OCCUPATIONAL EXPOSURE LIMIT VALUES
The harmful effects of an environment in which certain chemical agents are present in the air inhaled by employees have been known for a long time. A person may be exposed to many potentially harmful chemical, physical, and biological agents during his or her working life and, depending on the magnitude of the dose, the result can be disease and even death.
In this chapter we will consider only exposure to chemical agents in the air. We will not address other risks that do not influence the dose received by a worker.
These chemical agents can be any chemical element or compound, on its own or mixed, as it occurs in the natural state or as produced by any work activity, whether or not produced intentionally, and whether or not it is placed on the market. According to EINECS (European Inventory of Existing Commercial Substances) and the ELINCS (European List of Notified Chemical Substances), the number of such substances, not counting their mixtures or preparations, is well over 150 000. To these single agents we must add mixtures and solutions composed of two or more substances, intermediate substances formed during chemical reactions, and by-products formed during chemical reactions that remain at the end of the reaction or process. Fortunately, only a few hundred of these chemical substances are used regularly on a commercial basis.
Thus, it can be said that in practically all activities there are risks to health related to the presence of chemical agents. To evaluate their severity we should consider whether the exposure occurs continuously or at irregular intervals, the possible entry routes to the body, the concentration changes with time and place, as well as the aggregation state of the contaminant in liquid, dust, mist, fume, or vapor form.
The mechanisms behind the different types of risks are also quite varied, because manufacturers may apply different conditions and agents, and each manufacturing stage may involve different job functions and therefore different exposure conditions. Distance to emission sources and physical parameters such as rate of release, air currents, and meteorological variations have a profound influence. The variability of exposure conditions is made even greater by work patterns, individual practices, and simultaneous exposure to several substances acting together.
Thus, there is a clear need to establish the relationship between the health effects of hazardous chemical agents in the environment and the level of occupational exposure to the body by means of an occupational exposure limit, in which a reference figure for the concentration of a chemical agent is set. In fact, occupational exposure limits (OELs) have been a feature of the industrialized world since the early 1950s. They were introduced, primarily in the United States, at a time when measures to prevent occupational diseases were considered more beneficial than compensating victims, and in this sense OELs have played an important part in the control of occupational illnesses.
The idea behind OELs is to identify the highest level of exposure concentration and the corresponding reference time period for which we can be confident that there will be no adverse effects on health.
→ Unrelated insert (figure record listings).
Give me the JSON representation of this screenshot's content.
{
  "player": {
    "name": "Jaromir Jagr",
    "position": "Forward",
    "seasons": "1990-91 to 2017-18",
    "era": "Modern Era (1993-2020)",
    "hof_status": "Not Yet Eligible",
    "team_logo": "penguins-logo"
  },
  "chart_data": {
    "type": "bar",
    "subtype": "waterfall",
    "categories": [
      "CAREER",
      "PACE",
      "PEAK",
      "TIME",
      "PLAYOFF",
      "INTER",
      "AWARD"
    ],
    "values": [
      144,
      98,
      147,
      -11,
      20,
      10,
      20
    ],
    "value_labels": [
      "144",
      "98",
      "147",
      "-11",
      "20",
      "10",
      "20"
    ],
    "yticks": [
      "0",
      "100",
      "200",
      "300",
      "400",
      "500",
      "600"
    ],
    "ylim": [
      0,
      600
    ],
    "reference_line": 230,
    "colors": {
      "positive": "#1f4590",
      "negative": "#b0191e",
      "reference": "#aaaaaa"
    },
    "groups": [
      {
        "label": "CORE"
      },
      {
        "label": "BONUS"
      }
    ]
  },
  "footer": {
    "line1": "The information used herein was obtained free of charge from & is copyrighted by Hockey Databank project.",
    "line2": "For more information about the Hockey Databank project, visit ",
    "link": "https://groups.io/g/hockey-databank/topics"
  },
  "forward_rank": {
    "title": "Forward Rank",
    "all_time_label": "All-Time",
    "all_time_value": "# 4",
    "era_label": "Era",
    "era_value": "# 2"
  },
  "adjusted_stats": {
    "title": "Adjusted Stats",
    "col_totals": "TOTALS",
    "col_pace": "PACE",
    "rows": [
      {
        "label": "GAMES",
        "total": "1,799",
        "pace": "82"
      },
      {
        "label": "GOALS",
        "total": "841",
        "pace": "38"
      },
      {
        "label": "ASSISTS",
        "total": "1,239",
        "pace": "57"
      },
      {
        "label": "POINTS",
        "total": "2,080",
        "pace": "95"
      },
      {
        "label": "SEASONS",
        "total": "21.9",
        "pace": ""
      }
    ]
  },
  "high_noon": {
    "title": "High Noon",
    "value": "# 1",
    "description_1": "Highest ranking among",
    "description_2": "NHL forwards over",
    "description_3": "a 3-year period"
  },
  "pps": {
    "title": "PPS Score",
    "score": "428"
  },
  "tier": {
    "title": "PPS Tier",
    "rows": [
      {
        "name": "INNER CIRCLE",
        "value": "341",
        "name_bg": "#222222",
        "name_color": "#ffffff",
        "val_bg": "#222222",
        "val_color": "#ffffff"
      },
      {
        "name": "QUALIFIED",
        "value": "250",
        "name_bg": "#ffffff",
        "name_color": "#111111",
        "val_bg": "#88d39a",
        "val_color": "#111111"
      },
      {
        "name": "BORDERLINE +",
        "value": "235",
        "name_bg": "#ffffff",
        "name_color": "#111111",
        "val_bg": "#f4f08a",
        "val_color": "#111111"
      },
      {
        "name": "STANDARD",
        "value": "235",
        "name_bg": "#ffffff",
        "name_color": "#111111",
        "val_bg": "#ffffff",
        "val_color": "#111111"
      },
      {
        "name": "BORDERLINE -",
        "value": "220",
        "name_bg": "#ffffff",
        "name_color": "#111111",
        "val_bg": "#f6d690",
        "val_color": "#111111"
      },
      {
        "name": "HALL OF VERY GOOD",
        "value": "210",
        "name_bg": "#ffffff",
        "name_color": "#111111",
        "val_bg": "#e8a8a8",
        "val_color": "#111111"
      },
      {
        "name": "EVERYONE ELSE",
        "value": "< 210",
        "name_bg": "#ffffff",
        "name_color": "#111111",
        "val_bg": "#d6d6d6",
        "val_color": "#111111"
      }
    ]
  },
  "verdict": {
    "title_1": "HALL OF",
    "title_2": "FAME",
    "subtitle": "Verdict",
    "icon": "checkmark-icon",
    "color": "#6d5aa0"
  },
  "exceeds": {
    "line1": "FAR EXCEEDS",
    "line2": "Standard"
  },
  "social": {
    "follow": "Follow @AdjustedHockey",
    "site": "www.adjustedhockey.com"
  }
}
However, the concentrations and lengths of exposure at which the presence of airborne chemical agents could damage health have not been clear for many years, and even today there are many questions to be answered.
Generally, OELs are set in reference to the airborne route such that exposure, even when repeated on a regular basis during the working schedule throughout the working life of a normal worker, will not lead to adverse effects on the health of exposed persons or their progeny for any time—short term, long term, or beyond the end of the working life—as far as can be predicted from the state of knowledge.
One problem rnay arise in defining who is a normal worker. This means taking account of the variability in biological response together with the uncertain environmental data. A small percentage of workers may experience discomfort from some substances at concentrations at or below the OEL. Moreover, some may be affected more seriously by the aggravation of preexisting conditions or the development of an occupational illness. Therefore, OELs should not apply to special-risk workers, those who are hypersusceptible or otherwise unusually responsive to industrial chemicals because of genetic factors, age, personal habits, medication, or previous exposure.
Usually, OELs are stated as the eight-hour time-weighted average concentration of exposure to a substance in gaseous, vaporous, or suspended form in the air at the workplace. Later on we will give a more precise formula.
With all this in mind, OELs should be regarded as an important part of the overall approach to ensuring the protection of health in the workplace, providing a criteria by which decisions can be made as to whether the airborne concentration of a given substance is sufficiently low to avoid adverse health effects.
In essence, OELs may be used for a number of purposes, for which the principal objective is to provide standards or criteria against which the results
Of environmental monitoring in existing workplaces may be compared to ensure that, as far as the current state of knowledge permits, control is adequate to protect health. They may also be used for design purposes, to ensure that new plants and process are engineered in such a way that exposures can be controlled at levels that will not damage health. They should not be used as a basis for assessing the acceptability of nonoccupational exposure, for comparing the toxicity of one substance with that of another, in the evaluation or control of community air pollution nuisances, or as proof or disproof of an existing disease or physical condition.